Gli uomini sono programmati da geni e cultura, è vero, ma a loro volta possono riprogrammare la cultura. Sovente possono farlo solo in maniera indiretta, come quando si ridusse la giornata lavorativa a otto ore (una riforma istituzionale) e ciò produsse maggiore tempo libero per le persone, che si tradusse a sua volta in più socialità, e in un proliferare di nuove attività, dando vita, fra le altre cose, all’industria dell’intrattenimento e allo sport.

In conclusione, c’è un accordo e un disaccordo con il mio lettore. Siamo d’accordo nel constatare che il mondo sta andando verso il baratro. Siamo in disaccordo circa l’opportunità di invertire la rotta. Io sono convinto che la rassegnazione sia il peggior nemico del cambiamento. E che l’ottimismo sia più, non meno necessario sull’orlo dell’apocalisse. Se vogliamo produrre un cambiamento, dobbiamo guardare al baratro con un sorriso sulle labbra, ma anche e soprattutto con maniche rimboccate e mani e cervello all’opera. Va bene, molto probabilmente non riusciremo a tirarlo, quel freno. Ma abbiamo il dovere morale di provarci. Riuscire è improbabile, ma di sicuro è possibile. E questa possibilità, essendo radicata nel presente e non nel passato, è qualcosa che nessuna interpretazione determinista della storia potrà mai smentire.

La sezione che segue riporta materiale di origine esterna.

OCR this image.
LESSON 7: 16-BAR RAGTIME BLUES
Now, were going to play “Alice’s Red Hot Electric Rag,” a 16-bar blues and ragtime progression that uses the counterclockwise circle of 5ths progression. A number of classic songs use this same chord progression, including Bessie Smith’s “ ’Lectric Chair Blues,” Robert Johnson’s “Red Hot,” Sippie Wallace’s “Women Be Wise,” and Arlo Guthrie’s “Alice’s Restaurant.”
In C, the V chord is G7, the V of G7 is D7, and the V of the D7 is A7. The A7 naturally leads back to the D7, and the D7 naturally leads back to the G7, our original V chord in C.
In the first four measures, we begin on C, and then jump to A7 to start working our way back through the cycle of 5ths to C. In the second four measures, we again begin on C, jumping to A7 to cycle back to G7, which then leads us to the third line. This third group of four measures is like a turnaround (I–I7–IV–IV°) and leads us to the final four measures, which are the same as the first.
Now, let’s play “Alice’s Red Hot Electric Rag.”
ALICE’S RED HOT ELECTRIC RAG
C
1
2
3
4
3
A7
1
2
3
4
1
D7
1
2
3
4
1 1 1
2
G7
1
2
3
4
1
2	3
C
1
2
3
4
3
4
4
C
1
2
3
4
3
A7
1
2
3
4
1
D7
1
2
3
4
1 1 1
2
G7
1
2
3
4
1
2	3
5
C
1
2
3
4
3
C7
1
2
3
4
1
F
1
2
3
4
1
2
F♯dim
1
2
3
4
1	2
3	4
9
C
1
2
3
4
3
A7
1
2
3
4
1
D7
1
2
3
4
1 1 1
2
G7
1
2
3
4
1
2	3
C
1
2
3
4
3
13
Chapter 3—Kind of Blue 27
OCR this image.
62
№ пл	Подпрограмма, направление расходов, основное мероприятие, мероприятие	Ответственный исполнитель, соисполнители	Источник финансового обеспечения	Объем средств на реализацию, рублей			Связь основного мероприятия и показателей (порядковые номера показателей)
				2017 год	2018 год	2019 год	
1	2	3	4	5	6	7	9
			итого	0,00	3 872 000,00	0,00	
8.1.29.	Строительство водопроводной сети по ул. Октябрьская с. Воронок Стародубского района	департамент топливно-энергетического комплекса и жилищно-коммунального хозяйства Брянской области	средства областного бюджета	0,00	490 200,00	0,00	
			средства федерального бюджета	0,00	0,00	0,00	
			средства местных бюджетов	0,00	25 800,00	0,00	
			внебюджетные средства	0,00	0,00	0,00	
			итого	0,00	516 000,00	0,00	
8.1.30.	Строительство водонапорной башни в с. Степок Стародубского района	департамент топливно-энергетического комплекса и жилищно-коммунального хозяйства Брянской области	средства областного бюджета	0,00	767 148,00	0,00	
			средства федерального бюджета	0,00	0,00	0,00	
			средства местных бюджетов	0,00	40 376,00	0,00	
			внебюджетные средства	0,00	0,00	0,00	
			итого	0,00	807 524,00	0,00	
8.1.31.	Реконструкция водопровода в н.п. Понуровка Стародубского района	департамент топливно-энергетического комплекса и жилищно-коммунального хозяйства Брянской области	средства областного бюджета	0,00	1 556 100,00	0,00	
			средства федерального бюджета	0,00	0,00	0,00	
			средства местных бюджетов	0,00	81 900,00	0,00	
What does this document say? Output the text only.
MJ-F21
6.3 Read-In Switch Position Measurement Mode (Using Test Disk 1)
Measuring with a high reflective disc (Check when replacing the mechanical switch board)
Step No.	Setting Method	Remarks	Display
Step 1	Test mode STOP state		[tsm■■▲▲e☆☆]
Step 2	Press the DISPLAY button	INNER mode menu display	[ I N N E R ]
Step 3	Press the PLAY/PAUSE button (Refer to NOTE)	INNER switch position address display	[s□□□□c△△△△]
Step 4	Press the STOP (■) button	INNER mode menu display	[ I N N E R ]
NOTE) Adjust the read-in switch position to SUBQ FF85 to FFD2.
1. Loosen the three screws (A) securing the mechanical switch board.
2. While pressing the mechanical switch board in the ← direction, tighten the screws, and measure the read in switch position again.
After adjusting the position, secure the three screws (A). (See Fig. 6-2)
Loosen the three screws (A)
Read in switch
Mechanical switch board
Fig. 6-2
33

[1] Si veda, ad esempio, D. G. Blanchflower, A. J. Oswald, Well-being over time in Britain and the USA, in “Journal of Public Economics”, 88 (2004), pp. 1359-1386; R. Layard, S. Nickell, G. Mayraz, The marginal utility of income, in “Journal of Public Economics”, 92:8/9 (2008), pp. 1846-1857; D. Kahneman, A. Deaton, High income improves evaluation of life but not emotional well-being, in “Proceedings of the National Academy of Sciences of the United States of America”, 107:38 (2010), pp. 16489-93; E. Proto, A. Rustichini, A Reassessment of the Relationship between GDP and Life Satisfaction, in “PLoS ONE”, 8 (2013).